Skulpturenpark Forma Viva | Portoroz/Slowenien 1993
Im Jahr nach Ende des Jugoslawienkrieges wurde Hartwig Mülleitner nach Slowenien eingeladen, um in Portoroz (in einem der vier Skulpturenparks in Slowenien) eine Skulptur zu realisieren, die sich mit der Thematik Krieg befasst. Er setzte sich intensiv mit dem auseinander, was dort in den vergangenen Jahren passiert war und was ihn spürbar umgab, um dies wiederum in die Geschichte seiner Skulptur einfließen zu lassen. Der Krieg hatte etwas geteilt, was früher ein Ganzes war, er setzte sich deswegen mit der Frage auseinander, in welcher Beziehung das „Geteilte“ zueinander steht. Die Halbinsel, auf der sich der Skulpturenpark befindet, ist dort, wo das Wasser auf den Himmel trifft, von einem knallharten, geradlinigen Horizont umgeben. Die Vertikale dazu bilden die endlos anmutenden Pinien, die sich hoch in den Himmel strecken. Das Kreuz sieht Hartwig Mülleitner weniger als Symbol. Vielmehr macht er damit Raumachsen sichtbar, er verwendet es als einfachste Form, um die Horizontale mit der Vertikalen zu verbinden.
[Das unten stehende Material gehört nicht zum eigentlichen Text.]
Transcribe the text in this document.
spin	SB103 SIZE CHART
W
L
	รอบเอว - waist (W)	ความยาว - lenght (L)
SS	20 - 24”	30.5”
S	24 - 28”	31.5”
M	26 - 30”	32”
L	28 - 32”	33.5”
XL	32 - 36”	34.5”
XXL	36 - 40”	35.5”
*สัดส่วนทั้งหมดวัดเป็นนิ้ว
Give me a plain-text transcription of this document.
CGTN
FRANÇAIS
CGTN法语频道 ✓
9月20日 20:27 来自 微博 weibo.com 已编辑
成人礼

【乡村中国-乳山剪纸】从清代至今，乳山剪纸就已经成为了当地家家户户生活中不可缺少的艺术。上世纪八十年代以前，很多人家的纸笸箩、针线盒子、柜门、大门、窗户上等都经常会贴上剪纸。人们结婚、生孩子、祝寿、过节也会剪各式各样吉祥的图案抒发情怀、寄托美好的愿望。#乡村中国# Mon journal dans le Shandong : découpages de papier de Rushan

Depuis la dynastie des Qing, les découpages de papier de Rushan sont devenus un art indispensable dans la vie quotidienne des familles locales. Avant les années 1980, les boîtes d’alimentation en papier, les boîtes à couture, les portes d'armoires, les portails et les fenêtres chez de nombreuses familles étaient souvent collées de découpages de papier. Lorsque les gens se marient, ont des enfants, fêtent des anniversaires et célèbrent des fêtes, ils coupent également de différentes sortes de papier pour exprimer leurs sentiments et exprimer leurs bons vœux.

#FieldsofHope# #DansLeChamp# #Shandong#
Das Arbeitsprinzip ist sein bewährtes: den Stein zu teilen und wieder so in Beziehung zu setzen, dass die Teile miteinander korrespondieren. An den eingeschnittenen Passformen kann man erkennen, wie die Steine wieder neu zusammengestellt werden. Allerdings hat der Bildhauer die einzelnen Steine bewusst nicht ineinander, sondern dicht nebeneinander, aber doch deutlich voneinander getrennt positioniert.
So wie Krieg und Frieden häufig nah beieinander liegen, ist es auch mit Zerstörung und Wiederaufbau. Oft weiß man in diesem Land gar nicht genau: Ist etwas kaputt oder werden die Teile repariert oder gerade neu geordnet? Manchmal scheint es notwendig zu sein, etwas zu zerstören, um Platz für Neues zu schaffen.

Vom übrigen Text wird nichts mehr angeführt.